KANSAS CITY, Kan. - Police are warning residents to keep their cars locked after a rash of break-ins.
The recent thefts could be called ‘crimes of opportunity’ because they all have one thing in common - all the cars were unlocked.
Over the last three weeks, a Piper suburb has seen a handful of car burglaries.
"Six car burglaries in three weeks, you know, what are the circumstances surrounding the car burglaries," said Kansas City, Kansas Police Department Chief Terry Zeigler.
Zeigler said the suspects seem to be targeting vehicles that are unlocked and left out overnight. That’s not out of the ordinary for this suburban neighborhood.
"Seemingly super safe area. Kids ride their bikes up and down and their scooters and everyone waves and smiles and half the garage doors are up and like I said, I'd imagine most of the car doors are unlocked or were previously," said Henry Wulfekoetter.
Wulfekoetter said one of his cars was broken into right under his nose.

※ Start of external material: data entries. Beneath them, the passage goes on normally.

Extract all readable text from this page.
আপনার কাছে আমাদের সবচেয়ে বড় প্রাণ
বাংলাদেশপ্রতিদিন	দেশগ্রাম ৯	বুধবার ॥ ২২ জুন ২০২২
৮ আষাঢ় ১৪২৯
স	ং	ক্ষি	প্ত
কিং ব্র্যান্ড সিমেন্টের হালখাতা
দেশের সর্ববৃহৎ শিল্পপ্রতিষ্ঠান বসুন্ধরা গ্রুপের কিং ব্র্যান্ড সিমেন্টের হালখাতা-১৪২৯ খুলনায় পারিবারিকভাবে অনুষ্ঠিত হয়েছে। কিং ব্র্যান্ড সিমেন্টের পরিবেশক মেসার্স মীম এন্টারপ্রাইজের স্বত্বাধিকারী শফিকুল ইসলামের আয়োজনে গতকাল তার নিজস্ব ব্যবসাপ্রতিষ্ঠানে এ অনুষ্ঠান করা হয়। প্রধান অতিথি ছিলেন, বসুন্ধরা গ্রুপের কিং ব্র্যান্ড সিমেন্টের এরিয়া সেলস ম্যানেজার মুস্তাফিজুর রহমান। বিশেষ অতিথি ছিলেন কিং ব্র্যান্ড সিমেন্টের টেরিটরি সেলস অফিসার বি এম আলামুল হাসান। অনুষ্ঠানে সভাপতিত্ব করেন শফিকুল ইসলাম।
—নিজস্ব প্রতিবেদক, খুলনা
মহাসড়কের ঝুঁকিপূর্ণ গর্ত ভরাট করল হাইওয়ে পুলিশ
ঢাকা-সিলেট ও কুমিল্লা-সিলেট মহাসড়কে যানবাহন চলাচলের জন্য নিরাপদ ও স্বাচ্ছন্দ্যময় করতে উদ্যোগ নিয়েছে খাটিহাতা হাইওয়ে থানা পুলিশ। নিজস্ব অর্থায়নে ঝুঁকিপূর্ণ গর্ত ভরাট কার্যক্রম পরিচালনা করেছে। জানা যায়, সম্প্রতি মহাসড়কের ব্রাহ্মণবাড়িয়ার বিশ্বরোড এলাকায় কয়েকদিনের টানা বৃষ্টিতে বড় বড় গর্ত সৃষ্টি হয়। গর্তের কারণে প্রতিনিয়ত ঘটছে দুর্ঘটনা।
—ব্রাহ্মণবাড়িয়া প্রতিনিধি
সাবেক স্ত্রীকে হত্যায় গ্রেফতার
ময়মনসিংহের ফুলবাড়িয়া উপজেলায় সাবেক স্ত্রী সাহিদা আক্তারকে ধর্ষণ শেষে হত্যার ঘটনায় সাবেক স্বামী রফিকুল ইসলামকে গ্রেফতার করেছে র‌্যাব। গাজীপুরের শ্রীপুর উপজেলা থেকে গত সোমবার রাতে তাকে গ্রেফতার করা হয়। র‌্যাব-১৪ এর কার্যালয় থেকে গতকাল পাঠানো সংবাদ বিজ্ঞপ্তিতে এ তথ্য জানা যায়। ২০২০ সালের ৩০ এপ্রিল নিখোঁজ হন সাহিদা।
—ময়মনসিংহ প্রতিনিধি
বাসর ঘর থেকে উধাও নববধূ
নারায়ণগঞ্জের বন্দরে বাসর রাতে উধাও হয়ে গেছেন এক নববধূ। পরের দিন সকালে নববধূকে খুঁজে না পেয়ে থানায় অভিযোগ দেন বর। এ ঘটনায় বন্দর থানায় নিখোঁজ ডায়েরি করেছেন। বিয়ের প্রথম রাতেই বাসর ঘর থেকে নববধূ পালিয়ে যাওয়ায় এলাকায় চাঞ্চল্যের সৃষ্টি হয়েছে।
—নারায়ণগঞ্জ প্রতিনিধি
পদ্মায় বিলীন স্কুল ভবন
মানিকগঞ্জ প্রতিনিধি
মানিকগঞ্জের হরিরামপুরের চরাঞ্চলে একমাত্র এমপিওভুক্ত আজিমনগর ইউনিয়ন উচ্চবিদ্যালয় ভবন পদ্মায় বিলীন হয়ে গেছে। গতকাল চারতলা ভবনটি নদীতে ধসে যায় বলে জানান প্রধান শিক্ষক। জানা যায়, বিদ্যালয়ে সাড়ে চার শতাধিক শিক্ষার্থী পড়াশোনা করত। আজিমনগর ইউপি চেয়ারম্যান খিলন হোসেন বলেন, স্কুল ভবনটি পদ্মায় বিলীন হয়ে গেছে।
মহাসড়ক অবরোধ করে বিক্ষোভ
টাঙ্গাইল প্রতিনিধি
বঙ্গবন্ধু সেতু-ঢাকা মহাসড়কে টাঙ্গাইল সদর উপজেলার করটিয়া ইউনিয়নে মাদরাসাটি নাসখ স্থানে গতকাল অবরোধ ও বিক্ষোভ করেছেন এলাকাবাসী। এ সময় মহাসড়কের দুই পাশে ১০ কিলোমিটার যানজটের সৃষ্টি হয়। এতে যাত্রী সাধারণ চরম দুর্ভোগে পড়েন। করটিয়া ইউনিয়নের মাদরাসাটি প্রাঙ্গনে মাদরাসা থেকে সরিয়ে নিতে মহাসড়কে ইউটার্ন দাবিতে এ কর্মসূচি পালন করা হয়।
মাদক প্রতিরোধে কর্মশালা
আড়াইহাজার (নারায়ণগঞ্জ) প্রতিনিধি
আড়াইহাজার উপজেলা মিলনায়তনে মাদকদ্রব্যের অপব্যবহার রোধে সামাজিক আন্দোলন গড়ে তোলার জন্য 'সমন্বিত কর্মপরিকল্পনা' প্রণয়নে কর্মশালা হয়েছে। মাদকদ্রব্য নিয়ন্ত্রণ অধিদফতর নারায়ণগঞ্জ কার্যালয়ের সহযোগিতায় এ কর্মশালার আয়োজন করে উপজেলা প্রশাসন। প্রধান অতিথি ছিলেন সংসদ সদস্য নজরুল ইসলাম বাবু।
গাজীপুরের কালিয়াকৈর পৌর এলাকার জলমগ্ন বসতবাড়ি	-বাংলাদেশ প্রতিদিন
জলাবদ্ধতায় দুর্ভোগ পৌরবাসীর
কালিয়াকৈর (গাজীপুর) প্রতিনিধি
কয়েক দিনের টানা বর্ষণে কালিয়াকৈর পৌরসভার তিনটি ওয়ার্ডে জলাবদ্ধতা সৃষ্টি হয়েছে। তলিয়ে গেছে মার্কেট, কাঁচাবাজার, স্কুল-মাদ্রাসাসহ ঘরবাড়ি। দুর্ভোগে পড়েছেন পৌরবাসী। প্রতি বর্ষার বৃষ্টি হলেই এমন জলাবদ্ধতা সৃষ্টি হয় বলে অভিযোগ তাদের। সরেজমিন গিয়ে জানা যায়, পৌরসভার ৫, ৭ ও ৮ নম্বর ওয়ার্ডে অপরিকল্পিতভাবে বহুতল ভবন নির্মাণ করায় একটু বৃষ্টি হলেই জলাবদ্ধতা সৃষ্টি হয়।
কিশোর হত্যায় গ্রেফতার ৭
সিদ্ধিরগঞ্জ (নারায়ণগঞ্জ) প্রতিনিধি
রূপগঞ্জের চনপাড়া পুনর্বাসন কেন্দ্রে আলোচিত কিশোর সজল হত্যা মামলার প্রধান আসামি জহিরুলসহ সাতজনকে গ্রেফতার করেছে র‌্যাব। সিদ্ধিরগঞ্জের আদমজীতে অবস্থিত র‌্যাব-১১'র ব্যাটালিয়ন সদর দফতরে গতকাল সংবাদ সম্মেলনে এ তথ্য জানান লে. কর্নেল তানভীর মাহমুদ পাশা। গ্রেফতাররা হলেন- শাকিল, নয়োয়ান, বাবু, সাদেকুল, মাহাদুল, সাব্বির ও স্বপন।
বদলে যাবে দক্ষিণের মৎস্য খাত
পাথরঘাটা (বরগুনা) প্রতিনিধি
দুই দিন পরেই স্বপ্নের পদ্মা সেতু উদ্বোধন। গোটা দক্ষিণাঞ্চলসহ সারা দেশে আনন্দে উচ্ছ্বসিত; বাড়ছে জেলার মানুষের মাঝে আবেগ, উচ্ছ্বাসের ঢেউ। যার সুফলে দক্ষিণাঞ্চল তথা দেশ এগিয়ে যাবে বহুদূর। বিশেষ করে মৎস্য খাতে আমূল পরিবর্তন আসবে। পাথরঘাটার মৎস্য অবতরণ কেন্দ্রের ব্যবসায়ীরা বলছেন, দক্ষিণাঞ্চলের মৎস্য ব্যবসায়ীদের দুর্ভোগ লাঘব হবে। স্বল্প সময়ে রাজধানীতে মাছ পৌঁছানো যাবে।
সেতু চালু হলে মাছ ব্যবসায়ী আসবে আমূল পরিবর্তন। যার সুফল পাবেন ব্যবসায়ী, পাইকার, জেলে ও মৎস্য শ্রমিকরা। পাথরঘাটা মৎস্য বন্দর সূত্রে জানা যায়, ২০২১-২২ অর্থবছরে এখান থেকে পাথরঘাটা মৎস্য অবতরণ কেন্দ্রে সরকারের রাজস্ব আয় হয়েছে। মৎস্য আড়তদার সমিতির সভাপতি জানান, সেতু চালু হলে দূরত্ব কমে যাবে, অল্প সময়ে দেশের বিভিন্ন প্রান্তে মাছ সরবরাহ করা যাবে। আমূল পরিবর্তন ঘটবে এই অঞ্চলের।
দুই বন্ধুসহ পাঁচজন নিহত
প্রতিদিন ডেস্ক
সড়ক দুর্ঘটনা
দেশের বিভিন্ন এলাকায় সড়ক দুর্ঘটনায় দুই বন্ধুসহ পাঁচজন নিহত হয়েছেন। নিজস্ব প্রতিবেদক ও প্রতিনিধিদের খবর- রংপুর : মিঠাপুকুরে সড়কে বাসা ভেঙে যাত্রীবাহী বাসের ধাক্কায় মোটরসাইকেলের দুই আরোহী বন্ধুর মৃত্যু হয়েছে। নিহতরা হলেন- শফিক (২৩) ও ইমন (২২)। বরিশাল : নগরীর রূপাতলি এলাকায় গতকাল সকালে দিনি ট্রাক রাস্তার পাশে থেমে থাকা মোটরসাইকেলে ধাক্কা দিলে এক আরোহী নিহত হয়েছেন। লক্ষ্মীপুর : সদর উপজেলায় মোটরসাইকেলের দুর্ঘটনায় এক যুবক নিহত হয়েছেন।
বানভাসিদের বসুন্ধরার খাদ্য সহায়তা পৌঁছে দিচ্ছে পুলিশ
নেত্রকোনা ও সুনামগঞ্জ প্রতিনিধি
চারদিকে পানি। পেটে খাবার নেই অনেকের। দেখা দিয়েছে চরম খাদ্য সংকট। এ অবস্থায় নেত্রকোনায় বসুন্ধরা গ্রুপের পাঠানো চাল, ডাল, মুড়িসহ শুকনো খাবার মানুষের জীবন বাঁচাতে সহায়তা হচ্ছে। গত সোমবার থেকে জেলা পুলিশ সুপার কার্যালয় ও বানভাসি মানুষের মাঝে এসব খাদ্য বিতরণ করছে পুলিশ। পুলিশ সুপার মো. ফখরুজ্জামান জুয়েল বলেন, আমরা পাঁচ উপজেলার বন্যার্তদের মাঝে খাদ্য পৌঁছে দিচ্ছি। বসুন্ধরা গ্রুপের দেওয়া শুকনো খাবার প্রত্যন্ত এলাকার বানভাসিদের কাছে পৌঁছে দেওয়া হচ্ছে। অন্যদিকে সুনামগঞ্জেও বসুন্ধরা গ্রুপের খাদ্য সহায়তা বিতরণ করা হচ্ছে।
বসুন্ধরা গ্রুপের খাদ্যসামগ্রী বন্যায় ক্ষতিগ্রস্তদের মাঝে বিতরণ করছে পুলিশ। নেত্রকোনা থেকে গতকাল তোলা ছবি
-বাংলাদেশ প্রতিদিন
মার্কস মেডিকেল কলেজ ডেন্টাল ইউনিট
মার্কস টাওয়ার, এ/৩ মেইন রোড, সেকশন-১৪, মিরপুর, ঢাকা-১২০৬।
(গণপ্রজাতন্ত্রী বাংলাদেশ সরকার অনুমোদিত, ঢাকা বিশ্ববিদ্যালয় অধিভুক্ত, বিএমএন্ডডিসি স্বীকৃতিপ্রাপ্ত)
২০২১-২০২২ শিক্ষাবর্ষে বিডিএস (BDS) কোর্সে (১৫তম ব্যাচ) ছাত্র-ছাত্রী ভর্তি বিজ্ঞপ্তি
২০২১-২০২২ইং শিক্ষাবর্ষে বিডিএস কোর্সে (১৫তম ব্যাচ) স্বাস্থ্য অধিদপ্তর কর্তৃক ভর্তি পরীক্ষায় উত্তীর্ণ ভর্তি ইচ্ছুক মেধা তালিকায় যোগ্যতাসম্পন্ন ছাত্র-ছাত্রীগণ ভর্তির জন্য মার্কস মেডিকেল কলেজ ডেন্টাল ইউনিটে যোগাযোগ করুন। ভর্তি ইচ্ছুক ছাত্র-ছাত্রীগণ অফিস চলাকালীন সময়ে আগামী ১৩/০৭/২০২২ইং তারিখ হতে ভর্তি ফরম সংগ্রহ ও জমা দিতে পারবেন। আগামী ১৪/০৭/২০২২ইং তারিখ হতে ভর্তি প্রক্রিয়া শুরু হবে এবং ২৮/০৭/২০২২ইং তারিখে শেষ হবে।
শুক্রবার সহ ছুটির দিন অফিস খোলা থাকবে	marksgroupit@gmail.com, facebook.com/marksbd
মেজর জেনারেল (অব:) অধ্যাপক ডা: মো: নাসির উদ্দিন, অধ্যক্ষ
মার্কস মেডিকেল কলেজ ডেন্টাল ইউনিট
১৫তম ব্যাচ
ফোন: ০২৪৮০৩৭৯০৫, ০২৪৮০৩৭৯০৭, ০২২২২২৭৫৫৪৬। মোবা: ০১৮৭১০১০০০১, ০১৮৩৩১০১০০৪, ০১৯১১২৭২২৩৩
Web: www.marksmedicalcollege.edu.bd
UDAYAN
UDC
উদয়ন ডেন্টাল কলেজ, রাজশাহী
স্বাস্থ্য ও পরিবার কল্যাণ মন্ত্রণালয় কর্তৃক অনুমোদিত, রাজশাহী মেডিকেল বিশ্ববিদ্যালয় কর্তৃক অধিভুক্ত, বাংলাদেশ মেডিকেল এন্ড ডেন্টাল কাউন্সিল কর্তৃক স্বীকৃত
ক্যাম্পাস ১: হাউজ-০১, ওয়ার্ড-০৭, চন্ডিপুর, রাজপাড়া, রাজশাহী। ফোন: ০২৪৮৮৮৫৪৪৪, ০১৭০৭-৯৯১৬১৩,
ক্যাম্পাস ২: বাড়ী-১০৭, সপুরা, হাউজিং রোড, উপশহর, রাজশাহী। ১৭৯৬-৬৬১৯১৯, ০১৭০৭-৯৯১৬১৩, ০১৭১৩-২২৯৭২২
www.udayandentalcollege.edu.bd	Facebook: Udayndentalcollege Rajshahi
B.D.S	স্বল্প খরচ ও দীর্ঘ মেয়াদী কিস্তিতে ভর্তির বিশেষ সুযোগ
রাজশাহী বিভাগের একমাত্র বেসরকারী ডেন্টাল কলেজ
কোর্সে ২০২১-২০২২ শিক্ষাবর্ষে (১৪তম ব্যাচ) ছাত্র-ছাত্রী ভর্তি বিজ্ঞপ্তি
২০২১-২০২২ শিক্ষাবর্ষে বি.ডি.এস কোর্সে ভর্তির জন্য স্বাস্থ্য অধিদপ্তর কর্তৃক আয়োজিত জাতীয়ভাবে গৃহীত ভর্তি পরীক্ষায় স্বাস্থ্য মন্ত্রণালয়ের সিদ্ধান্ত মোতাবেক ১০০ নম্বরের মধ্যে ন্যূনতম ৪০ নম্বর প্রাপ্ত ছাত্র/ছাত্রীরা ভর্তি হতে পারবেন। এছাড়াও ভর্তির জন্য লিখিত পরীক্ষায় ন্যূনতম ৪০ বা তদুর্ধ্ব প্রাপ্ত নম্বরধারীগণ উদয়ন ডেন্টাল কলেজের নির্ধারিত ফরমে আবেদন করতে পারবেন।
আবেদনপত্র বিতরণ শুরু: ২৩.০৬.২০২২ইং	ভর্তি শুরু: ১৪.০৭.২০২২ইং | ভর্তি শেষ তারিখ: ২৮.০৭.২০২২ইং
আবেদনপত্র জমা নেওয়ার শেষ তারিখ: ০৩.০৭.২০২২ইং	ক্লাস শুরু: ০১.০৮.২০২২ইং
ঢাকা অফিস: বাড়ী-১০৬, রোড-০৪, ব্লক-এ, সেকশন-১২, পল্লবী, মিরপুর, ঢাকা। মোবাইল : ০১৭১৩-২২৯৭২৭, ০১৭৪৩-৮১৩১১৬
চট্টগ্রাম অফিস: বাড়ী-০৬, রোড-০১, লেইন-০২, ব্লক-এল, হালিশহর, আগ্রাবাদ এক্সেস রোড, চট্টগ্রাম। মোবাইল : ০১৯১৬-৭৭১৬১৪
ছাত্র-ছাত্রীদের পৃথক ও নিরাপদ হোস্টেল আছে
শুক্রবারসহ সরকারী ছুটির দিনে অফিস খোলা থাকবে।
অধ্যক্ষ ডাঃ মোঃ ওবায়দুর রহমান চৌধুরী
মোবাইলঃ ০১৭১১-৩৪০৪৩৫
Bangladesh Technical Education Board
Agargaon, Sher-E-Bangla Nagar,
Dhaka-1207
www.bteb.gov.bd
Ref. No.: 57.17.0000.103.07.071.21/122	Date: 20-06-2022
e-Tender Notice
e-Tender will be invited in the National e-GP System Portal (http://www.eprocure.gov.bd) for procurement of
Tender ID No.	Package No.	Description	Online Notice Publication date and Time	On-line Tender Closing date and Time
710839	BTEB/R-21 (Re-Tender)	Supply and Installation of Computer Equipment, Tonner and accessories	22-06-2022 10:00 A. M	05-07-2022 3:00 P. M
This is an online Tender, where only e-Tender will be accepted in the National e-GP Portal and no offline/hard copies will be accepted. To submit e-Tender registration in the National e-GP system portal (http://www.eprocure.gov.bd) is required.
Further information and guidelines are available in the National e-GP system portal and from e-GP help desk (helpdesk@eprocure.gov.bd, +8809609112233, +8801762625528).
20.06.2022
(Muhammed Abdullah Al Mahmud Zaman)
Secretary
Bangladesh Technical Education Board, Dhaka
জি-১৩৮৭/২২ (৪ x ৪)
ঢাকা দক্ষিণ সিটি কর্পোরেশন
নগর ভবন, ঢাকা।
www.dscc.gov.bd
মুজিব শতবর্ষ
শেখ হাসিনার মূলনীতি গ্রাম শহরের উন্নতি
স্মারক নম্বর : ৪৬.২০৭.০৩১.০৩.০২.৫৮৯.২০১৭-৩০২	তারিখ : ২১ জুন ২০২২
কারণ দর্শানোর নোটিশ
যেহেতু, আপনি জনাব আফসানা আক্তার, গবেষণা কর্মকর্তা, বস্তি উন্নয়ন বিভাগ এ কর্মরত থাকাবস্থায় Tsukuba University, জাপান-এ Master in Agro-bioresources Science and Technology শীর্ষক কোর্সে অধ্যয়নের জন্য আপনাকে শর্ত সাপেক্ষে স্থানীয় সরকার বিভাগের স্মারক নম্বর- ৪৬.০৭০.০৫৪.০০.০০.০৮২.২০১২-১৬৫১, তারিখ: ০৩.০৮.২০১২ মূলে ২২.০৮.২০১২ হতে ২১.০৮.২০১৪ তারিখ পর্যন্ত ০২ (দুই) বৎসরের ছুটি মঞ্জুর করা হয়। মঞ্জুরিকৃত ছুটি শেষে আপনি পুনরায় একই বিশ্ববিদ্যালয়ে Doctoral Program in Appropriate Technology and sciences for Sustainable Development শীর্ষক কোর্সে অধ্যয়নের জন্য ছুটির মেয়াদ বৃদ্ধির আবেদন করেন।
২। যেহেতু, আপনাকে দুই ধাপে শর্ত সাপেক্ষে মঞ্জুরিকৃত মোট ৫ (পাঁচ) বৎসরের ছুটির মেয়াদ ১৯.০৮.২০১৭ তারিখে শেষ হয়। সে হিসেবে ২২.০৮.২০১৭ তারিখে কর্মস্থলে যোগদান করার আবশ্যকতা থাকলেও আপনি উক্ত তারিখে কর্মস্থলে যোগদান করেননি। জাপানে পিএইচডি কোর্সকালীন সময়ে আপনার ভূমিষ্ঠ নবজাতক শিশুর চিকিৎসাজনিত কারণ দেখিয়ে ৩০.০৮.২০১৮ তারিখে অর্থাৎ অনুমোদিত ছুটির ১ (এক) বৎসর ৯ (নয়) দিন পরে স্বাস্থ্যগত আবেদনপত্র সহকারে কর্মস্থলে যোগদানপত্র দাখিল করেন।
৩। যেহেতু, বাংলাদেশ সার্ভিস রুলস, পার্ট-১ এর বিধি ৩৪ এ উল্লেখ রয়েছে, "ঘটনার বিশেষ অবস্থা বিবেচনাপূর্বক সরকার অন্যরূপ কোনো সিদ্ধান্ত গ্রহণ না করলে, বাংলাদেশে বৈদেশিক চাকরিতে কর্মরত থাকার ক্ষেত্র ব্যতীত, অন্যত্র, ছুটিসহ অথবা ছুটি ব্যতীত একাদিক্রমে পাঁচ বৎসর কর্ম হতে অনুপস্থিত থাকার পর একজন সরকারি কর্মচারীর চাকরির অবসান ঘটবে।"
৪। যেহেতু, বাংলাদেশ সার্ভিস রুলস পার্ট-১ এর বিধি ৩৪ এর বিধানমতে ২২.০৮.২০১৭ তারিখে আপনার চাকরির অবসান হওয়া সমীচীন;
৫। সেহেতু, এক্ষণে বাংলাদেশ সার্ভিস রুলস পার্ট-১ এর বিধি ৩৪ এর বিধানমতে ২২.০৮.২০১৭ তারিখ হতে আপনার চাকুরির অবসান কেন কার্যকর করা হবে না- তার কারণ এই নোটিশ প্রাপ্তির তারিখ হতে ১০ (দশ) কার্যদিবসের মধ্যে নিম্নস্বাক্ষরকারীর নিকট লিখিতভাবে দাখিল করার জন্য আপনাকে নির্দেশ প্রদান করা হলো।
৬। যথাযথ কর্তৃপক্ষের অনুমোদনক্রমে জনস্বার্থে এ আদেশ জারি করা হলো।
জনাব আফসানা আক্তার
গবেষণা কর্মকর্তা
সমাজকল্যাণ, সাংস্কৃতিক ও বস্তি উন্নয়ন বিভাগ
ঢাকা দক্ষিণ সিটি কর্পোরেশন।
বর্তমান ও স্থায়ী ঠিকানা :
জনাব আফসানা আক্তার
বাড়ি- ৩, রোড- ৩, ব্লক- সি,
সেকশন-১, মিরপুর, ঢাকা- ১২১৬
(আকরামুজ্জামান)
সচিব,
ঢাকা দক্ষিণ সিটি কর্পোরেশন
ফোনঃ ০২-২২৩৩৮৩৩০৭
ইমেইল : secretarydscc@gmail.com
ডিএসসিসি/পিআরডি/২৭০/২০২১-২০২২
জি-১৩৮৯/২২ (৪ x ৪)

"We were home, so we would have been asleep right up there when they came by," said Wulfekoetter.
He said it happened the night of July 9, two weeks after the first theft was reported in the same area.
"You know it was strange that the one time we've had that car parked outside was the night it got robbed, so somebody's checking on things it seems like," said Wulfekoetter.
Wulfekoetter said it wasn’t even a month prior to the break-in that his home was a target.
"We had seen somebody running off our driveway a few weeks past, maybe three. They got into like a white Honda, and kind of didn't speed away but got in the car and left because my car was locked," said Wulfekoetter.
Wulfekoetter said the thieves didn’t hit the jackpot, but they did get away with a few things after rummaging through his car.
"They took all the change. They took a Garmin GPS unit, and I think they took a couple other odds and ends like some sunglasses and stuff, some $5 sunglasses and that kind of stuff," said Wulfekoetter.
Material items are the least of his worries. It’s identity theft that he said he's concerned about.
"That was what we were most worried about, did we have anything in there that could lead to identity theft. Much more worried about that than I was about, you know, material properties that were in there," Wulfekoetter.
Wulfekoetter said his wife left a message with KCK police about the break-in.
"We're just not necessarily trying to get any of our stuff back, just seeing what can be done so that it doesn't happen again," said Wulfekoetter.
KCK police are still investigating the thefts. Over the weekend, Zeigler reacted on Facebook, stating residents in the targeted area should be locking their cars, homes, and keeping their garage doors closed when they’re not home.
Zeigler also suggested the community start their own neighborhood watch group.